Not all our bodies are the same. A dose of strong painkillers that works fine for your 23-year-old cousin, who is built like a tank, might kill your 85-year-old granny, who is mostly skin and bone. In addition, you might react badly to specific drugs, and some drugs may be incompatible with medications you are already taking. Doctors and pharmacists are supposed to watch out for medication errors. Despite all of the advanced controls and automated warnings, however, medication mistakes continue to be a problem.
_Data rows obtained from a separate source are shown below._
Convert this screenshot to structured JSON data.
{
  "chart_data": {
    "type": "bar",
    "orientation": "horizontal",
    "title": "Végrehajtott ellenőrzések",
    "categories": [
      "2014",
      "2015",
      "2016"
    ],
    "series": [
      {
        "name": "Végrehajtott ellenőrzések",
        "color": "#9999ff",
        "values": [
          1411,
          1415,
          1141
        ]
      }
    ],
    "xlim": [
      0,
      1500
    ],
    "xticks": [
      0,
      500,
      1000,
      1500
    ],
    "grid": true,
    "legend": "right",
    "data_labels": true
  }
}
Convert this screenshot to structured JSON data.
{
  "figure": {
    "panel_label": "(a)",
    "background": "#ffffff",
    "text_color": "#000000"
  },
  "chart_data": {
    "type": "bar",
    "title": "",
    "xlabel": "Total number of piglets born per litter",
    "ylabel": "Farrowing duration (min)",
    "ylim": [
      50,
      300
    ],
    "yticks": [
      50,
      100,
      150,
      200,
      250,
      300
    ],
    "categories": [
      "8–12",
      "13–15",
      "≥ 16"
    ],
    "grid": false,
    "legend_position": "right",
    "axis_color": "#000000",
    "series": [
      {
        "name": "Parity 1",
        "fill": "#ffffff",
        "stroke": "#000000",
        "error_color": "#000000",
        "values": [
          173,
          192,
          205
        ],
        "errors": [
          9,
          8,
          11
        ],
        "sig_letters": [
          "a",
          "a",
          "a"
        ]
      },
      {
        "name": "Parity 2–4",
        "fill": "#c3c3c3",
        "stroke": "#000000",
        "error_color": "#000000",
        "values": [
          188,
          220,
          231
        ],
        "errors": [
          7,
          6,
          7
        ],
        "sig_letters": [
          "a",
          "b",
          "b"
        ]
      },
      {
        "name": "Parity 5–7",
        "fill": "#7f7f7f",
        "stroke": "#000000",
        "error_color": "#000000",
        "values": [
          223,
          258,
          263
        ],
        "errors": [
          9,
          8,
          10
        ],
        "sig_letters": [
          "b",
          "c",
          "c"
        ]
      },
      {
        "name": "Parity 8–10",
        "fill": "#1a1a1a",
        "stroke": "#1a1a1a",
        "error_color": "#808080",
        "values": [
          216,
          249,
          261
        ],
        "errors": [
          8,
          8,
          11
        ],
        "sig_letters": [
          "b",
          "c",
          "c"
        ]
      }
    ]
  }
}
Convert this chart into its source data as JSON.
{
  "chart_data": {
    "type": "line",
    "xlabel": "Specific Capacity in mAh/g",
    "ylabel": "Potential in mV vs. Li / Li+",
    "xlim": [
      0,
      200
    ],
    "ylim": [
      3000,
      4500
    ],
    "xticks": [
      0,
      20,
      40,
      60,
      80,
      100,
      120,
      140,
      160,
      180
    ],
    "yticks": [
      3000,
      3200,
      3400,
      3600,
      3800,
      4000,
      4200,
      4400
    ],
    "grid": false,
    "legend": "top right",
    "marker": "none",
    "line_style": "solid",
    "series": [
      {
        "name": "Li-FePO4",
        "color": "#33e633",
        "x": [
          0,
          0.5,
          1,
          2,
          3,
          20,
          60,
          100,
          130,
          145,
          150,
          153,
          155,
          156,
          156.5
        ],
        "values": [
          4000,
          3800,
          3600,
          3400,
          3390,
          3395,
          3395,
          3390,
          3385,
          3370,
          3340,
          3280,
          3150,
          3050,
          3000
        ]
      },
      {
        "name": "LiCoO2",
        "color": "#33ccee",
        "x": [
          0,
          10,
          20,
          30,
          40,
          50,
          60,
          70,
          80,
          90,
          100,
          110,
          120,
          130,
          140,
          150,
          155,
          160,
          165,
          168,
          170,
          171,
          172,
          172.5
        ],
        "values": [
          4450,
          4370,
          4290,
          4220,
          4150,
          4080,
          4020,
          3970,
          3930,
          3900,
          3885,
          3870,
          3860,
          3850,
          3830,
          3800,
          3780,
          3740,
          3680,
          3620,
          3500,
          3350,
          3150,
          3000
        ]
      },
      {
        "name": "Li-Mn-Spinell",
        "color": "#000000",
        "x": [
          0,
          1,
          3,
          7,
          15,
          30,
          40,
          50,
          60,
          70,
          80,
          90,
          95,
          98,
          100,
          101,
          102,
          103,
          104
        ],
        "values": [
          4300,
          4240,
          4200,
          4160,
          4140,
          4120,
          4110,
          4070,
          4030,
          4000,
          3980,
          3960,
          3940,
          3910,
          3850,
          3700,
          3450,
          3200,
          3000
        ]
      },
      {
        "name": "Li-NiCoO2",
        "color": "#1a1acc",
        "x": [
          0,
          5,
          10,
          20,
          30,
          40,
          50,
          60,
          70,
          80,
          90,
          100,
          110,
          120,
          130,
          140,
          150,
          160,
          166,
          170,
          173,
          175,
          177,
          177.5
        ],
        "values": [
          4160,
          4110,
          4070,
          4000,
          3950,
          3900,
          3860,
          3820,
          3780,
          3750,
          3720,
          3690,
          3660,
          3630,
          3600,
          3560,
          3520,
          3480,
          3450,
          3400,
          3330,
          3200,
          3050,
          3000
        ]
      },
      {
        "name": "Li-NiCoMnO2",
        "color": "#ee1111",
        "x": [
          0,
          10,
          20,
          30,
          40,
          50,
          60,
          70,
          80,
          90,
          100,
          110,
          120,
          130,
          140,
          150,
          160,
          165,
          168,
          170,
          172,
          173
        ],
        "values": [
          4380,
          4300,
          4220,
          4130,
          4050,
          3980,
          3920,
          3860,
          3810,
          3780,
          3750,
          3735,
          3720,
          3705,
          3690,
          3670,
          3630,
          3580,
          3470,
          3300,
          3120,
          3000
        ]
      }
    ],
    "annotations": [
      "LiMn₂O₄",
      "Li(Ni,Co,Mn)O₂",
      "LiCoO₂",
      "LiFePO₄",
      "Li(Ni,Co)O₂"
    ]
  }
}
Why do medication errors occur?
The Institute for Safe Medication Practices (ISMP) compiled a report on why doctors and other healthcare professionals make prescription errors. Here are two of the most common reasons:
- Data entry errors: The systems doctors use to issue prescriptions use predictive text and codes to speed things up. Yet, this can make it easier to enter the wrong thing. Those entering data on behalf of a doctor may also mishear the doctors’ instructions. With more doctors outsourcing the transcription of their notes, this is an increasing problem.
- Mix-ups with look-alike products: If the original prescription is correct, the pharmacist might still dispense the wrong product. Or a nurse might select the wrong drug to administer off the shelf. There are only so many ways to design a drug container and only so many different colors of caps available for pill bottles. One blue-capped bottle can look similar to another, despite the contents being very different.
It pays to double-check your medication before taking it and ask if you have any doubts. Yet, you are not the one earning money as a medical expert, so you might not notice. If you have suffered harm due to a medication error, it is crucial to understand your options to claim compensation for your losses.